Comment faire rentrer un GPS Tomtom dans votre iPhone ?

Par Mathieu Tamigniau dans Mobilité , le 17 mai 2010 11h59 | 6 commentaires

tomtom1Au mois de septembre dernier, j’ai noyé mon iPhone première génération, importé des Etats-Unis et fièrement « craqué » pour pouvoir être utilisé en Belgique. Sachez-le: il n’aime pas l’eau, même quelques goutes. N’ayant pas du tout envie de débourser 500 euros pour un iPhone 3G (sorti tout de même en juillet 2008), j’ai donc retrouvé un vieux Nokia 6680 avec l’OS Symbian. Assez complet à l’époque, avec son menu détaillé à icônes. Mais très brouillon, assez complexe à configurer et flanqué d’un « navigateur » pour aller sur le WAP, comme on appelait à l’époque ce mini internet pour téléphone portable, aussi pauvre que mal foutu. J’ai récupéré par la suite le Nokia E60, plus rapide mais toujours avec un vieux Symbian. Certes, il avait le Wi-Fi, mais pour quoi faire ? Rien de terrible !

Si je vous raconte tout cela, c’est parce que récemment, j’ai reçu un iPhone 3G qui m’a permis de renouer avec le monde civilisé des téléphones. Vous direz ce que vous voudrez dans les commentaires de ce post, mais durant 3 ans, j’ai essayé toutes les nouveautés des téléphones dits « smartphones » (sauf le Nexus One avec Google Android 2.0, je l’avoue). Que ce soit en prêt ou en utilisant le téléphone d’une connaissance, un seul constat: la concurrence accuse encore un retard considérable sur l’iPhone 3G, sorti, je le répète, en juillet 2008. Soit il y a presque 2 ans. D’où un prix de vente incroyable pour un appareil d’un tel âge (475 euros), mais Apple aurait tort de s’en priver: il continue de vendre son téléphone, dont l’OS est bien entendu mis à jour gratuitement via iTunes (dernière version: 3.1.3).
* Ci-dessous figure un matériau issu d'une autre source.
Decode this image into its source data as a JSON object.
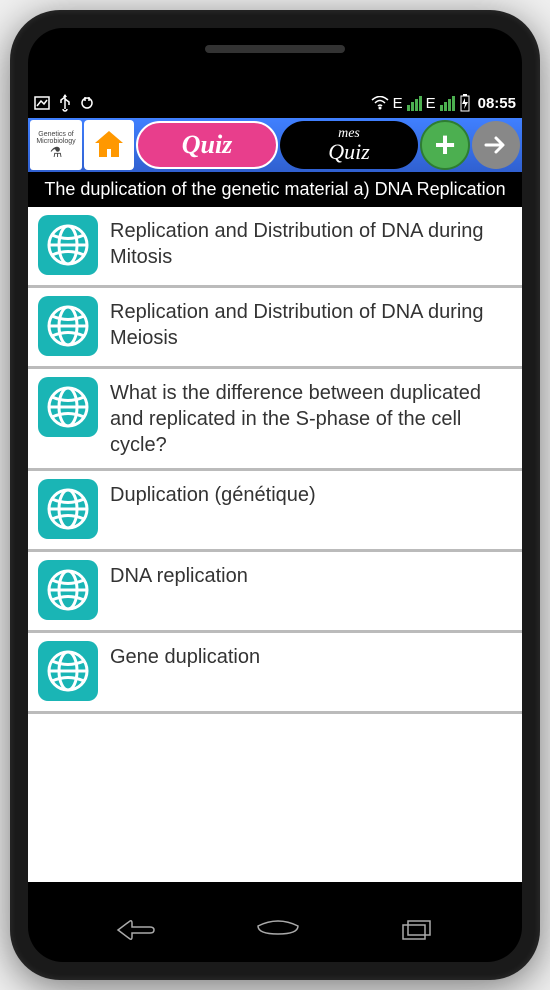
{
  "status": {
    "time": "08:55",
    "net_label": "E",
    "icons": {
      "image": "▢",
      "usb": "ψ",
      "plug": "⚇"
    }
  },
  "toolbar": {
    "logo_text": "Genetics of Microbiology",
    "quiz1_label": "Quiz",
    "quiz2_top": "mes",
    "quiz2_bottom": "Quiz"
  },
  "header": {
    "title": "The duplication of the genetic material a) DNA Replication"
  },
  "items": [
    {
      "label": "Replication and Distribution of DNA during Mitosis"
    },
    {
      "label": "Replication and Distribution of DNA during Meiosis"
    },
    {
      "label": "What is the difference between duplicated and replicated in the S-phase of the cell cycle?"
    },
    {
      "label": "Duplication (génétique)"
    },
    {
      "label": "DNA replication"
    },
    {
      "label": "Gene duplication"
    }
  ],
  "colors": {
    "accent_teal": "#1ab5b5",
    "toolbar_blue": "#3060d0",
    "quiz_pink": "#e83e8c",
    "plus_green": "#4caf50"
  }
}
Après ce nouveau coup de pub gratuit mais inévitable pour Steve Jobs – si tu me lis, Steve, un Macbook Pro 17″ suffit – place à du concret: le test de certaines applications.

Un vrai Tomtom dans votre iPhone

La première application que je tenais à installer, c’est un logiciel de navigation. Tomtom faisant très bien ça, j’ai opté pour le sien, qui utilise la puce GPS de l’iPhone 3G. Car en effet, beaucoup l’ignorent, mais cet iPhone contient un GPS qui n’attend qu’une application pour fonctionner. Sans cela, il ne sert qu’à ajouter des informations de localisation à vos photos, par exemple.

Première étape: direction l’AppStore et là, première mauvaise surprise: c’est cher. Très cher: 100 euros pour naviguer en Europe occidentale. Et il faut de la place sur votre téléphone pour toutes les cartes: 1,86 Go. Une fois que le logiciel est installé: Alléluia ! Vous avez votre GPS Tomtom dans votre iPhone. Parfait, mais à part le brandir fièrement dans la rue, il ne vous servira à rien dans votre voiture. Sauf si votre épouse vous le tient à la bonne hauteur, sans bouger et sans faire de bruit pour comprendre les injonctions du guidage.

Deuxième étape, donc: un vendeur en multimédia pour acheter le Tomtom Car Kit for iPhone. Deuxième mauvaise surprise: c’est à nouveau cher. Très cher: 100 euros de plus. Mais à ce prix d’or, vous avez un support de voiture de bonne finition avec une excellente ventouse (celle des GPS de la gamme du constructeur), un amplificateur de réception du signal GPS (parfois un peu instable sur votre seul téléphone), un mini haut-parleur et un micro (car il fait également office de vrai kit main-libre pour téléphoner), et enfin un câble d’alimentation indispensable (en permanence) à relier à l’allume-cigare. Et j’oublie la sortie mini-jack pour écouter votre musique sur votre autoradio.

Avec tout ça, vous avez donc un vrai GPS Tomtom dans votre voiture, très réactif et précis. Qui charge votre téléphone en même temps et qui fait office de main-libre. Certes, vous aurez déboursé 200 euros (!), soit le prix d’un Tomtom milieu de gamme. Mais la fusion des fonctionnalités a un prix, et Tomtom sait que ceux qui ont mis 500 euros pour un iPhone ont sans doute les moyens (et l’envie) de mettre 200 euros pour intégrer un vrai GPS dans leur nouveau joujou. Et pour ceux qui aiment bricoler, il existe des moyens totalement illégaux – que je n’encourage donc pas – pour installer frauduleusement des applications.